Lindsay Lohan crache sur Frissons.

   Lindsay Lohan crache sur Frissons.
Vous vous souvenez de Frissons?

Vous savez, le film pour lequel vous aviez, en 1996, fièrement fait la file au cinéma de la Place Longueuil avec vos fausses cartes et votre sourire smatte de 15 ans et quart, plaqué rouge au cou et sueurs à la moustache parce que le film était 16 + et que c’était votre TOUTE PREMIÈRE incartade illégale de type « je mens éhontément au doorman du cinema booth »? En fait, c’est comme ça que je l’ai vécu. Et en plus, je portais une salopette en jeans.

C’est pas compliqué; chaque fois qu’un nouveau chapitre de l’enlevante saga Scream sort, ça me ramène à cette douce époque où le 6@6 était ce qui se passait de plus wild dans mon St-Lambert.
Forever 4 pieds 5.
Premières règles dans un cours de ballet classique.
Une GROSSE année.

Bref, qu’importe la distribution, le synopsis de pauvres ou la bande-annonce où on voit quasiment le générique final tellement on nous dit TOUTE, je suis aux premières loges, Place Longueuil au cœur. Ça m’appelle le souvenir. L’époque où j’avais pas de bills à payer. C’est pourquoi j’ai été grassement déçue de voir que Lindsay Lohan ne prenait pas DU TOUT au sérieux la série culte de mon adolescence. Ou du moins, sa parodie (Scary Movie).
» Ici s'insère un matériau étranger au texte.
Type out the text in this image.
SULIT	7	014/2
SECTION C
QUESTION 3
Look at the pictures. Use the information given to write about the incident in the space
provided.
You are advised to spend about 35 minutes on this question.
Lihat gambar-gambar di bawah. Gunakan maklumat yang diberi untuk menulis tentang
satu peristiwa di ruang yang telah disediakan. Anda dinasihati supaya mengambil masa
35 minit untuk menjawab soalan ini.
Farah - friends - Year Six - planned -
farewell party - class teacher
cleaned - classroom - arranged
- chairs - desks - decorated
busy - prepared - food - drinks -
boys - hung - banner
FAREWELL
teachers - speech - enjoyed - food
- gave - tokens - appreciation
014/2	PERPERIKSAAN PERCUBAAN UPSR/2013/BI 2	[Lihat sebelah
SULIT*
La petite Lohan, véritable phénix hollywoodien tellement elle s’est empêtrée dans les sables mouvants du faux-pas, dignité down the drain, devrait pourtant mordre À PLEINES GENCIVES dans tout contrat qu’on brandit en sa direction. Pimbêche comme pas une, elle n’hésite pas à cracher en spray sur tout projet qui ne brille pas d’un lustre hypothétiquement oscarisable. En gros, elle se garroche pour tourner la bio de Liz Taylor, mais elle aurait 100% honte de tourner sur Scary Movie 5. Petite verrat!

Du coup, elle n’a assisté à aucun meeting, aucune lecture de textes et même loupé la séance de stylisme (faut le faire; être payée pour essayer des bottes en suédine et CHOISIR de ne pas y être). Dimanche dernier, elle aurait même osé rater son vol vers Atlanta où elle tournait le jour-même. Il devait simplement y avoir un set de 108 ti-cailles qui l’attendaient, coke flat en main. Rien de ben énervant.

Son excuse?
Elle aurait apparemment développé une fulgurante «walking pneumonia». Quessé ça, viarge? La grimpante? Tsé Lindsay, quand tu reviens d’aussi loin, que la terre entière a vu ta fourche et que t’as de la misère à décrocher un rôle dans une pub de bananes, TU TE PRÉSENTES wherever on te convoque et qu’il y a un kodak. Et t’apportes des roussettes en prime.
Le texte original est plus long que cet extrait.